Abstract

Although an apparently generalized defect of cytochrome c oxidase (COX) occurs in many patients with subacute necrotizing encephalomyelopathy (Leigh's syndrome), the mode of inheritance in this disorder is not known. We transformed COX-deficient fibroblasts from a child with Leigh's syndrome with simian virus 40 to obtain cells with an infinite life span. These cells were still COX-deficient, grew normally in HAT medium, and were ouabain-sensitive. We fused these cells with a HAT-sensitive, ouabain-resistant variant of HeLa cells (HeLacot) and isolated surviving hybrid clones in ouabain-containing HAT medium.

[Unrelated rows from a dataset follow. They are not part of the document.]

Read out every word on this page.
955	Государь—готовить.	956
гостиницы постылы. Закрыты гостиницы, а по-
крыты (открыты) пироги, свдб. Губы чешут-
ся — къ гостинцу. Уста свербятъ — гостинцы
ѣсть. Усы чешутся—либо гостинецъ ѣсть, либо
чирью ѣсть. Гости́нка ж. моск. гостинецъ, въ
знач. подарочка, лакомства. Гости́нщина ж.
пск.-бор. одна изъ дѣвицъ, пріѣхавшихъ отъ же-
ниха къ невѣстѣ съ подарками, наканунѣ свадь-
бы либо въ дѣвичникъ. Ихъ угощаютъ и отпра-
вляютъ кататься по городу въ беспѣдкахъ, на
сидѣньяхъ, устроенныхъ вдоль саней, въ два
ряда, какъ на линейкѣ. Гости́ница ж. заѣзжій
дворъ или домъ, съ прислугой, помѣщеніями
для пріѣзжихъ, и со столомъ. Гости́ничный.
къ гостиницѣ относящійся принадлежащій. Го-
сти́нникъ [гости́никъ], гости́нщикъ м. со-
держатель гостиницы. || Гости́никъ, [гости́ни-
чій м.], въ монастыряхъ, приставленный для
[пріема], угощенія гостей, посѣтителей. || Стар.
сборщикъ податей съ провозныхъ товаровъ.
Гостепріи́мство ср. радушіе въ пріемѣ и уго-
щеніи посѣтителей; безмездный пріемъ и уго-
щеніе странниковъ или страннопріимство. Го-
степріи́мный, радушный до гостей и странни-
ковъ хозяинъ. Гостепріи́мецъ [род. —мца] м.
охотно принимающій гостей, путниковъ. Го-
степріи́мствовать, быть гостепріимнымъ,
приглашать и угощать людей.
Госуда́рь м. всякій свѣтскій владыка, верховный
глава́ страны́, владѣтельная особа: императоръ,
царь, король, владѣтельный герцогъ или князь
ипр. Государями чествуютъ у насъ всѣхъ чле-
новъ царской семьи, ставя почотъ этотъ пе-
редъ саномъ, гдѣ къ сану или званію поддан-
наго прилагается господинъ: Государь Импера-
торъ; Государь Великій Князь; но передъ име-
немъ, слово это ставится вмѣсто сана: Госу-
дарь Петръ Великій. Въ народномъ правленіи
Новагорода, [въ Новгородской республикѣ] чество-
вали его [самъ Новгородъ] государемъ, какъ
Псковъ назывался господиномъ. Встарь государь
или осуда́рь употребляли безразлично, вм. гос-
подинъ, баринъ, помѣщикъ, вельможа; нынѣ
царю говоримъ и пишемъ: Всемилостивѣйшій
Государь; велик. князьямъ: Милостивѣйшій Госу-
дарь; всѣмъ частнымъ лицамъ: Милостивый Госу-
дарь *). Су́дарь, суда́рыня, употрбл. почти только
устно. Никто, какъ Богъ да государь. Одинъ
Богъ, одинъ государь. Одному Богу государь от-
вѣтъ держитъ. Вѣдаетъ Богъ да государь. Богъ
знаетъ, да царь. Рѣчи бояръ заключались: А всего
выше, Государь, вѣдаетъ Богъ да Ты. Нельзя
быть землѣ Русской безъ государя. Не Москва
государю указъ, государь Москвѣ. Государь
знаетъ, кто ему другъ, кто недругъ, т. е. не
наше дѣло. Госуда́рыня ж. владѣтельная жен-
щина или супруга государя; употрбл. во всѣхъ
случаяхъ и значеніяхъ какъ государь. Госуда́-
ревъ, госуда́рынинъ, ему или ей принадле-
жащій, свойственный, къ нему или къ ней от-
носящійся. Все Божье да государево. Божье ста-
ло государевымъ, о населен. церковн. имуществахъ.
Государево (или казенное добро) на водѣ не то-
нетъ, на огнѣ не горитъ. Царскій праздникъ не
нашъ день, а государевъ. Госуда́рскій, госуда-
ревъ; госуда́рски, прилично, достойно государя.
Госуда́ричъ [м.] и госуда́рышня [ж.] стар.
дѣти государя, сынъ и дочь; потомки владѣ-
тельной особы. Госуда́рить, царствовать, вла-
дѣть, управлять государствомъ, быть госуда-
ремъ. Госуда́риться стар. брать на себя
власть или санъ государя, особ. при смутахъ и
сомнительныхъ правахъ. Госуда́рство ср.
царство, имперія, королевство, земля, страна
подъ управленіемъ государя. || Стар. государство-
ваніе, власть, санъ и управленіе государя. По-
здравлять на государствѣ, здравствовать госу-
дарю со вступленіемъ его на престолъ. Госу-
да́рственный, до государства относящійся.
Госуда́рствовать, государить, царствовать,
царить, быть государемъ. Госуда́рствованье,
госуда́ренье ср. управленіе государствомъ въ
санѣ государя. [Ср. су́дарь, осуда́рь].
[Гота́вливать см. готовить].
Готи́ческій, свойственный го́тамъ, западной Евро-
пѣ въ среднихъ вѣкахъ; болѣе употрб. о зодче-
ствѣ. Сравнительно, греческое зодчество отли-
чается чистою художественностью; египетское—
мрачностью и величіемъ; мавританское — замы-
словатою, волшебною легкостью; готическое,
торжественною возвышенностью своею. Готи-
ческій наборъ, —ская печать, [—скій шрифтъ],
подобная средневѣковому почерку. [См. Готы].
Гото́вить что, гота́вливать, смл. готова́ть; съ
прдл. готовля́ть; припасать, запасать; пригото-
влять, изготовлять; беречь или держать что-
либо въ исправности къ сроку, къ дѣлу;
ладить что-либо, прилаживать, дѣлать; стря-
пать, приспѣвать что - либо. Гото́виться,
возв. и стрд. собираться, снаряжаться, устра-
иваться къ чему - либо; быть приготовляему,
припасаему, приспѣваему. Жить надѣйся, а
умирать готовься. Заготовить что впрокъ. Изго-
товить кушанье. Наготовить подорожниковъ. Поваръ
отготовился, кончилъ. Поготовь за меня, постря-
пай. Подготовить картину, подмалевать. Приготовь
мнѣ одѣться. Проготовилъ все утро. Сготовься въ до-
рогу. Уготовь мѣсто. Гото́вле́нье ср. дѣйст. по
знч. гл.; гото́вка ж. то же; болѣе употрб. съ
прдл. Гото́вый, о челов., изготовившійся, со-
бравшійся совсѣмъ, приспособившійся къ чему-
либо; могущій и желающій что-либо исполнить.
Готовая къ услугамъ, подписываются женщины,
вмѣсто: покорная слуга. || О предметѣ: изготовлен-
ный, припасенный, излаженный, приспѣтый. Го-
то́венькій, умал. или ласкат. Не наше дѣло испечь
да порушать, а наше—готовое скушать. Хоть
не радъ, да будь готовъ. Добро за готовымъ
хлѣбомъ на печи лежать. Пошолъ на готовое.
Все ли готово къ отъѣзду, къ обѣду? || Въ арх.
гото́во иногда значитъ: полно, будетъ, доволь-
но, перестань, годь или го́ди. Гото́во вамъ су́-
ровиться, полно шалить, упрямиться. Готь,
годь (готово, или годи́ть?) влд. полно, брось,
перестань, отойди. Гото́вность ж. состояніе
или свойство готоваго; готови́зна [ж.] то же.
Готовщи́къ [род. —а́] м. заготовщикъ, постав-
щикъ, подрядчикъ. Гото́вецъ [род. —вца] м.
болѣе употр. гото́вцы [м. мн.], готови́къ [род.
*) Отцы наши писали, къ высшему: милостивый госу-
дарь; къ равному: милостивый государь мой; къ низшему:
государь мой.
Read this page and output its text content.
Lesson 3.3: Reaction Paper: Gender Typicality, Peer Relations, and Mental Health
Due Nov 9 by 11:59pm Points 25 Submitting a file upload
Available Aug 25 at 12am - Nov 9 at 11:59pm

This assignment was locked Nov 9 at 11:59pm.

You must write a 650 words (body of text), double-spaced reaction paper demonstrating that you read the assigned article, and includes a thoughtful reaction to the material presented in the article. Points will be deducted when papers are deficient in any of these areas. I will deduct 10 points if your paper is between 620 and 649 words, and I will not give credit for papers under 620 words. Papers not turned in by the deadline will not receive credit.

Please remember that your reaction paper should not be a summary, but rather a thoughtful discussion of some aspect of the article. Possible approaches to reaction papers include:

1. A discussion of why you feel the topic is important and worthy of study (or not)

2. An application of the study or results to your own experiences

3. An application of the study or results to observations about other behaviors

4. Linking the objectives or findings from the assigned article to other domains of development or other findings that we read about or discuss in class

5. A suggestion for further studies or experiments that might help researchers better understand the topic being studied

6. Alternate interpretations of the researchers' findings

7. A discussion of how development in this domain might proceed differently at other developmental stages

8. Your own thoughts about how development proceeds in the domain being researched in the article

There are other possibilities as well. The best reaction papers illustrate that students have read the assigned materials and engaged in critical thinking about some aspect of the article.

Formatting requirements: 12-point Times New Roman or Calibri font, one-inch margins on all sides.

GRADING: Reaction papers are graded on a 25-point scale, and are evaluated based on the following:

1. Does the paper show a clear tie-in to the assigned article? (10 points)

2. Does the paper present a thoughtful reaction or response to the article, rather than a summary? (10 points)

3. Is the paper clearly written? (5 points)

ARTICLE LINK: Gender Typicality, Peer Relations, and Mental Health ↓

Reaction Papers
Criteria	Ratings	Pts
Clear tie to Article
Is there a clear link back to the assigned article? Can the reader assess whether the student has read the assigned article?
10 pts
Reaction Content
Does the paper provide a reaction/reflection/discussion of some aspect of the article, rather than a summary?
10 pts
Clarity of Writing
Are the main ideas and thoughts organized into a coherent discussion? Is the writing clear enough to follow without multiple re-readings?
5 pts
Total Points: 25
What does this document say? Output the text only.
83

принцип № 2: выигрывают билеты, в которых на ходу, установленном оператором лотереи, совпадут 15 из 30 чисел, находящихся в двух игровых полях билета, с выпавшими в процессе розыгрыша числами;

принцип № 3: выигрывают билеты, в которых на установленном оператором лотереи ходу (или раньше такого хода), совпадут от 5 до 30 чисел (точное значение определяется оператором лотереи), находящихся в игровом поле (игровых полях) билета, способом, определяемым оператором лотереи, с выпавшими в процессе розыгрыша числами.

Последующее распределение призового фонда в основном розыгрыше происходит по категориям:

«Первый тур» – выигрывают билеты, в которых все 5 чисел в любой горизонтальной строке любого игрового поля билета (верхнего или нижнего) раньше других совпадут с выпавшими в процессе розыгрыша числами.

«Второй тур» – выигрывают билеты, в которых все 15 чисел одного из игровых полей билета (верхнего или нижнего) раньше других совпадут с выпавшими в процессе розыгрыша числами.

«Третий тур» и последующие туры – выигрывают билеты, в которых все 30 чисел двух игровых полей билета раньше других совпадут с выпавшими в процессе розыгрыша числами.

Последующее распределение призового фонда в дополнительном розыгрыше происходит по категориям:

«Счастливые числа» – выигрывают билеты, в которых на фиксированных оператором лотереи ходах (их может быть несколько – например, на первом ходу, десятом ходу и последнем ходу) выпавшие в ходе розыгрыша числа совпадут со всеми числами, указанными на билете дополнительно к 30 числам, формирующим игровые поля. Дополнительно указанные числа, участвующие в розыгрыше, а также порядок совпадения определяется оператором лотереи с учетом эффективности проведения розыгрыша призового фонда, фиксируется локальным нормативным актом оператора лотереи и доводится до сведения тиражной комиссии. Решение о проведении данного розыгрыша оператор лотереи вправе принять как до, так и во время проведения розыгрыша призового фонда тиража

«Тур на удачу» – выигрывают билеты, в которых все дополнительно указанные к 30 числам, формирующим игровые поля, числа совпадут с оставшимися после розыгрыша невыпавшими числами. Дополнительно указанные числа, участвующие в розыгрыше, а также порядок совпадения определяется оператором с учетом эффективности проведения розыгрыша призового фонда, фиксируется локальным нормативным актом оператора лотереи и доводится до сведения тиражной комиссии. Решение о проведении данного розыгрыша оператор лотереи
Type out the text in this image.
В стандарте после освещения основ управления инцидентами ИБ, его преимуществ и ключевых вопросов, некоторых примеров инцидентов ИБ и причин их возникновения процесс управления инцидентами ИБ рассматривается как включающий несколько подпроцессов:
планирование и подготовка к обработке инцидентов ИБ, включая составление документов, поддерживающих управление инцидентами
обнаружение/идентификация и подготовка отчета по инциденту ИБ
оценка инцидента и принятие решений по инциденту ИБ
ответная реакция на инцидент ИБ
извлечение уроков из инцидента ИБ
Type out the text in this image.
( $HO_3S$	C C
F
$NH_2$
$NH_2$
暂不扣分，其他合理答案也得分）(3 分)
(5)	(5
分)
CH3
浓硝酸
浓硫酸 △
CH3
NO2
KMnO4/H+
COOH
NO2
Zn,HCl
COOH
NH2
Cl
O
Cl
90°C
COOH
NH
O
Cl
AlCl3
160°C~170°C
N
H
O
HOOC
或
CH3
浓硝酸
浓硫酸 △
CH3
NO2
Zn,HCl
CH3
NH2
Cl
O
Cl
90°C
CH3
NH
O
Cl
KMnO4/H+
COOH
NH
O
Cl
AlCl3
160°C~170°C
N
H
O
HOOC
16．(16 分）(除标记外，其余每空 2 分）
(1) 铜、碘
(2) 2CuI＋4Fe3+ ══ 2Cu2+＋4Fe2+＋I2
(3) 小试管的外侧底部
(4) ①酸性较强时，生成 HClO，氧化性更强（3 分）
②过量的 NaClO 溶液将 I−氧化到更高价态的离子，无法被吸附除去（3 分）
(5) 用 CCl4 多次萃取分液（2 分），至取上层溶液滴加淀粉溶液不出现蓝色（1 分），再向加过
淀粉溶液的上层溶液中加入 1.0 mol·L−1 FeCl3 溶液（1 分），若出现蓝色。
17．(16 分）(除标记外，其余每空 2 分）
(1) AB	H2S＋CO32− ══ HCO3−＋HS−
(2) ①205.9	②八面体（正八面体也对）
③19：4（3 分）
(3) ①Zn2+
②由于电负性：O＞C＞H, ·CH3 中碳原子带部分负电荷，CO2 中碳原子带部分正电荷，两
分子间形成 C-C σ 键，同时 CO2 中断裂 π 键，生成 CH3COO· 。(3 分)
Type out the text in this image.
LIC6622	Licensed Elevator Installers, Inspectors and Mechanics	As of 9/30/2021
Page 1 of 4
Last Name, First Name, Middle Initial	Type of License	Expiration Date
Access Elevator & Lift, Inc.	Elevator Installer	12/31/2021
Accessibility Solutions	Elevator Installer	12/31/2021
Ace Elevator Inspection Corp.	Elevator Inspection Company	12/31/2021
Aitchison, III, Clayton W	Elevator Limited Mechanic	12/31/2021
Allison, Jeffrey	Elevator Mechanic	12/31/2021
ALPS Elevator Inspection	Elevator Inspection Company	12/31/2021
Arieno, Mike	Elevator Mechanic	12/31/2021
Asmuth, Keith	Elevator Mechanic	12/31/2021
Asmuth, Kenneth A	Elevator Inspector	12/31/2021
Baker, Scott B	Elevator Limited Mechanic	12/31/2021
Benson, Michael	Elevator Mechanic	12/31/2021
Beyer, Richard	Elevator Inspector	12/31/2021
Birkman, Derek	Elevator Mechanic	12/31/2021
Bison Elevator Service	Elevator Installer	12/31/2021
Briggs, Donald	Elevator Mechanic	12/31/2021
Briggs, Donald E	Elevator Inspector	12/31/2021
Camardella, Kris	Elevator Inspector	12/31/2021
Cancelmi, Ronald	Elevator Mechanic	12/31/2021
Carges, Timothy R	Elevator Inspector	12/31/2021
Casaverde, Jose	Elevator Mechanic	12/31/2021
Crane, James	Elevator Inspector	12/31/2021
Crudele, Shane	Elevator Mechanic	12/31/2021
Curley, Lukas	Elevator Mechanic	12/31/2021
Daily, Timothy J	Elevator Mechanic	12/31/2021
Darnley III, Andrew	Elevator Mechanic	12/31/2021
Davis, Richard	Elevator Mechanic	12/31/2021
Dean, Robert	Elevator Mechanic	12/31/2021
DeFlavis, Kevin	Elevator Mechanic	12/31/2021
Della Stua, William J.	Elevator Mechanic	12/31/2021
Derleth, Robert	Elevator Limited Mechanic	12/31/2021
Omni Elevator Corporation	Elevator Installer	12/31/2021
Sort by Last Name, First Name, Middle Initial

Prolonged cultivation of the hybrids was accompanied by preferential loss of HeLacot mitochondrial DNA (mtDNA), as determined by mtDNA restriction patterns of parental and hybrid cell DNA with the restriction endonuclease HaeII. COX activity was normal or higher than normal in hybrids, including the progeny of cell clones that had lost almost all the HeLacot mtDNA. These data demonstrate that COX deficiency in this Leigh's syndrome patient's cells was corrected by a nuclear DNA-encoded factor from the HeLacot parent and ruled out an mtDNA mutation as the basis for COX deficiency. This system can be used to determine whether different generalized mitochondrial disorders are due to mutations of nuclear or mtDNA.